Around 500 New Zealand building projects have been impacted due to Covid this year, Building and Construction Minister Poto Williams has been told.
In one of the many incoming ministerial briefing papers out today, the Ministry of Business, Innovation and Employment told Williams of the toll the pandemic took on the sector.
"While it is still too early to precisely estimate the impact of the Covid-19 on the building and construction sector, research found that approximately 200 known construction projects were impacted by Covid at the start of April with this figure rising to near 500 known projects in August," the paper said.
The building and construction sector is New Zealand's fourth-largest employer.
It employs about 259,000 people and accounts for just under 10 per cent of the country's workforce.
The sector contributed $16.19 billion to New Zealand's gross domestic product in the year ended June 2020. This is around 6 per cent of the total GDP. According to an estimate by PricewaterhouseCoopers in 2016, every $1 invested in the building and construction sector produced between $2.51 and $3.11 in economic activity, the paper said.
The briefing paper cited the research on cancelled projects as coming from Pacifecon.
Auckland Council cancelled plans for a mooring dolphin at the end of Queen's Wharf on the waterfront to accommodate big cruise ships.
Precinct Properties deferred the $298m project planned for the existing One Queen St, which it planned to extend for a new InterContinental Hotel.
Coronavirus and the tourism downturn stalled $70m plans for Queenstown's new Radisson Hotel and the conversion of an Auckland building into a budget sleeping pod hotel. Augusta Property put both projects on hold.
Pacifecon has reported on projects worth about $551m being cancelled.
"Projects are cancelled for various reasons: the developer has changed their mind, the site has been sold, reasons outside the developers' control prevent progress," the report said.
"More projects are now on hold as some companies are taking a cautious approach to see how the economy progresses in the coming months. Budgets have been re-examined.
In Christchurch, we have heard of contractors scratching around for work, with larger developers holding off and margins dropping. Recent Christchurch building consents have dropped in number with not many commercial projects," Pacifecon said.
Lots of businesses reported that while they were busy, they are mindful of potential changes once the wage subsidies and mortgage holidays finish but are not totally sure what will happen.
"Many of our contacts say there are many planned projects out there, but due to lack of surety as to the economic future, nobody wants to make hasty decisions", the business found.
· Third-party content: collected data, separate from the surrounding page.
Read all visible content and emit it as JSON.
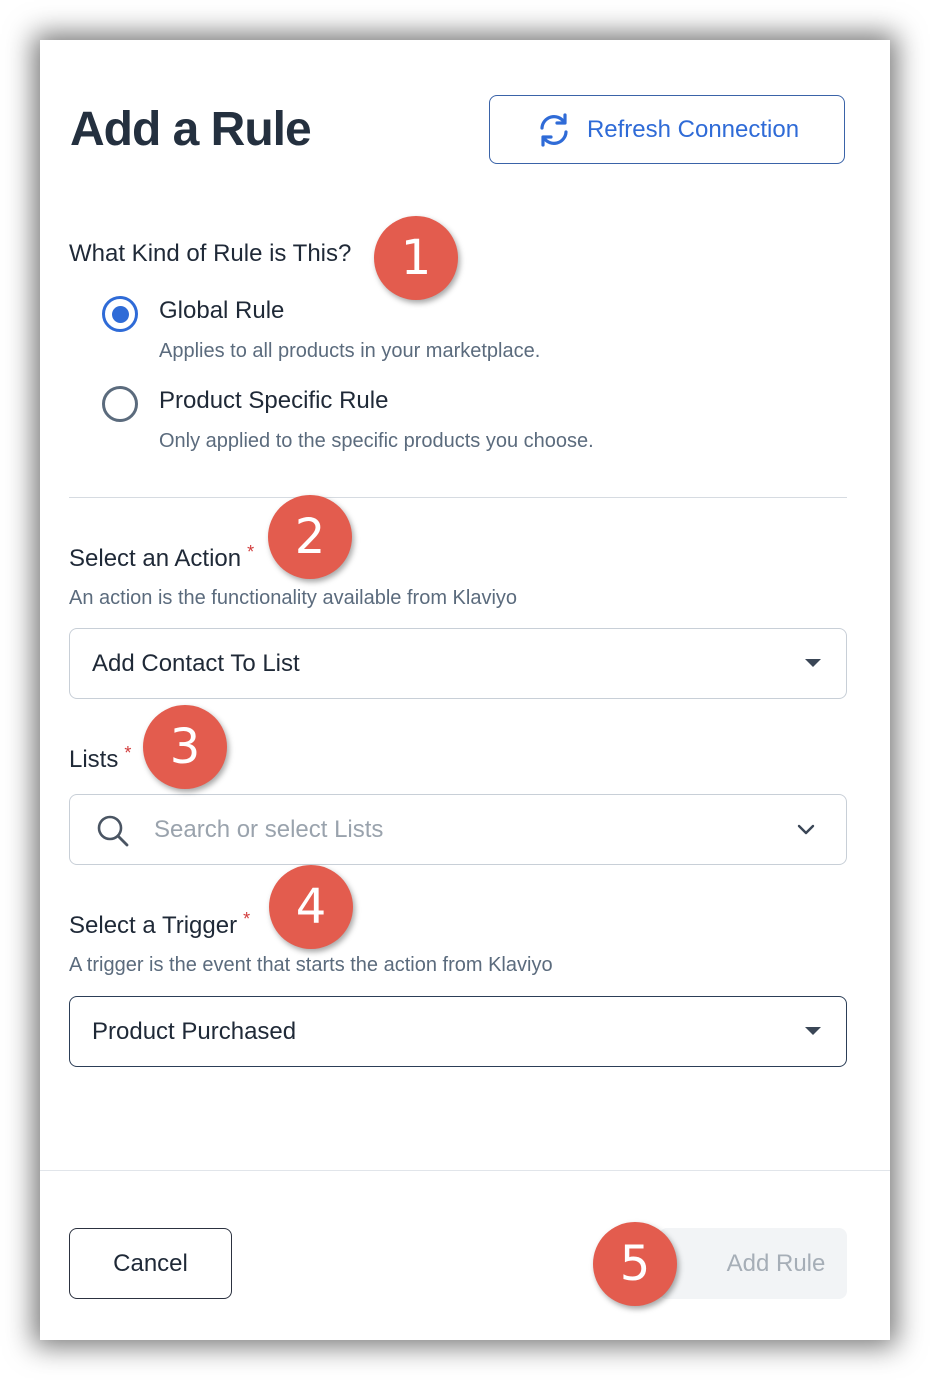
{
  "header": {
    "title": "Add a Rule",
    "refresh_label": "Refresh Connection"
  },
  "rule_kind": {
    "label": "What Kind of Rule is This?",
    "options": [
      {
        "label": "Global Rule",
        "description": "Applies to all products in your marketplace.",
        "selected": true
      },
      {
        "label": "Product Specific Rule",
        "description": "Only applied to the specific products you choose.",
        "selected": false
      }
    ]
  },
  "action": {
    "label": "Select an Action",
    "required_mark": "*",
    "help": "An action is the functionality available from Klaviyo",
    "value": "Add Contact To List"
  },
  "lists": {
    "label": "Lists",
    "required_mark": "*",
    "placeholder": "Search or select Lists"
  },
  "trigger": {
    "label": "Select a Trigger",
    "required_mark": "*",
    "help": "A trigger is the event that starts the action from Klaviyo",
    "value": "Product Purchased"
  },
  "footer": {
    "cancel_label": "Cancel",
    "add_label": "Add Rule"
  },
  "step_markers": [
    "1",
    "2",
    "3",
    "4",
    "5"
  ],
  "colors": {
    "accent": "#2f6bd7",
    "marker": "#e35c4e",
    "required": "#d23b3b",
    "title": "#24303f"
  },
  "icons": {
    "refresh": "refresh-icon",
    "search": "search-icon",
    "chevron": "chevron-down-icon",
    "caret": "caret-down-icon"
  }
}
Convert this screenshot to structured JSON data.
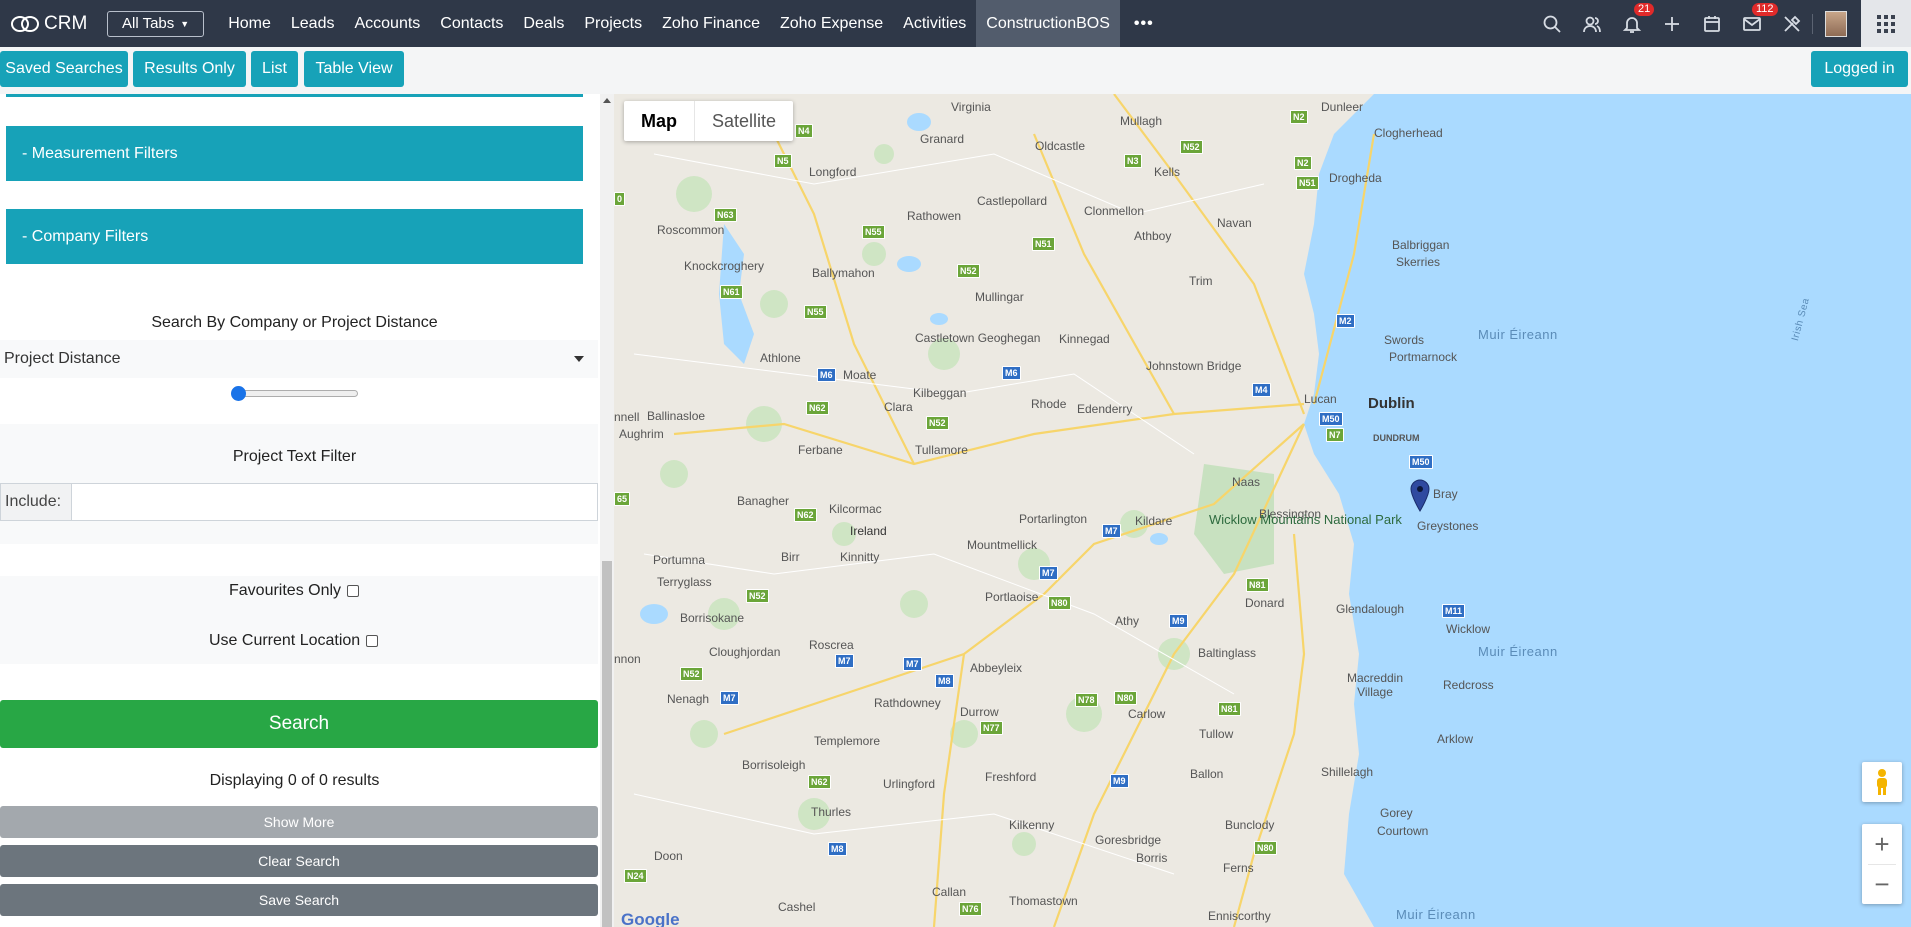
{
  "topbar": {
    "logo_text": "CRM",
    "all_tabs_label": "All Tabs",
    "tabs": [
      "Home",
      "Leads",
      "Accounts",
      "Contacts",
      "Deals",
      "Projects",
      "Zoho Finance",
      "Zoho Expense",
      "Activities",
      "ConstructionBOS"
    ],
    "active_tab": "ConstructionBOS",
    "more_label": "•••",
    "notifications_count": "21",
    "mail_count": "112",
    "icons": [
      "search-icon",
      "contacts-icon",
      "bell-icon",
      "plus-icon",
      "calendar-icon",
      "mail-icon",
      "tools-icon",
      "apps-grid-icon"
    ]
  },
  "toolbar": {
    "saved_searches": "Saved Searches",
    "results_only": "Results Only",
    "list": "List",
    "table_view": "Table View",
    "logged_in": "Logged in"
  },
  "filters": {
    "measurement": "- Measurement Filters",
    "company": "- Company Filters",
    "distance_heading": "Search By Company or Project Distance",
    "distance_select": "Project Distance",
    "text_filter_heading": "Project Text Filter",
    "include_label": "Include:",
    "include_value": "",
    "favourites_label": "Favourites Only",
    "favourites_checked": false,
    "current_location_label": "Use Current Location",
    "current_location_checked": false,
    "slider_value_fraction": 0
  },
  "actions": {
    "search": "Search",
    "results_text": "Displaying 0 of 0 results",
    "show_more": "Show More",
    "clear_search": "Clear Search",
    "save_search": "Save Search"
  },
  "map": {
    "map_type_map": "Map",
    "map_type_satellite": "Satellite",
    "zoom_in": "+",
    "zoom_out": "−",
    "attribution": "Google",
    "places": [
      "Virginia",
      "Mullagh",
      "Dunleer",
      "Clogherhead",
      "Granard",
      "Oldcastle",
      "Kells",
      "Drogheda",
      "Longford",
      "Castlepollard",
      "Rathowen",
      "Clonmellon",
      "Athboy",
      "Navan",
      "Balbriggan",
      "Skerries",
      "Roscommon",
      "Knockcroghery",
      "Ballymahon",
      "Trim",
      "Mullingar",
      "Swords",
      "Portmarnock",
      "Athlone",
      "Moate",
      "Castletown Geoghegan",
      "Kinnegad",
      "Johnstown Bridge",
      "Ballinasloe",
      "Aughrim",
      "Clara",
      "Kilbeggan",
      "Rhode",
      "Edenderry",
      "Lucan",
      "Dublin",
      "DUNDRUM",
      "Ferbane",
      "Tullamore",
      "Naas",
      "Bray",
      "Banagher",
      "Kilcormac",
      "Ireland",
      "Portarlington",
      "Kildare",
      "Blessington",
      "Greystones",
      "Portumna",
      "Birr",
      "Kinnitty",
      "Mountmellick",
      "Terryglass",
      "Borrisokane",
      "Portlaoise",
      "Athy",
      "Donard",
      "Glendalough",
      "Wicklow",
      "Cloughjordan",
      "Roscrea",
      "Abbeyleix",
      "Baltinglass",
      "Nenagh",
      "Rathdowney",
      "Durrow",
      "Carlow",
      "Tullow",
      "Macreddin Village",
      "Redcross",
      "Templemore",
      "Borrisoleigh",
      "Urlingford",
      "Freshford",
      "Ballon",
      "Arklow",
      "Shillelagh",
      "Thurles",
      "Kilkenny",
      "Goresbridge",
      "Bunclody",
      "Gorey",
      "Courtown",
      "Doon",
      "Borris",
      "Ferns",
      "Cashel",
      "Callan",
      "Thomastown",
      "Enniscorthy",
      "nnon",
      "nnell"
    ],
    "park_label": "Wicklow Mountains National Park",
    "sea_labels": [
      "Muir Éireann",
      "Muir Éireann",
      "Muir Éireann",
      "Irish Sea"
    ],
    "marker_label": "Bray"
  }
}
"Due to necessary redundancies [that have] already happened, some companies are no longer able to tender for large projects, looking at smaller opportunities to keep the business going.
"Cashflow remains tight for many companies," Pacifecon said.
The sector was also suffering delays getting products here from overseas, Australia in particular.
Previous comments were that stock coming in from Asia was a problem but that had improved lately. There has been very little delay for imported product via sea, but delays have impacted supply via air freight, Pacifecon reported.
A BDO survey out last month showed Covid's biggest impact was rising uncertainty about future work because 69 per cent of respondents had contracts cancelled or delayed lately.
Falling margins were the second-biggest worry as builders competed against each other with low-ball bidding.
Building contractors said average gross profit margins on jobs were 7 to 9 per cent but, post-Covid, builders were more desperate for work so a few were cutting margins.
A quarter of respondents planned to reduce staff and 42 per cent - twice as many as last year - suffered delays of more than three months on their jobs, the BDO survey reported.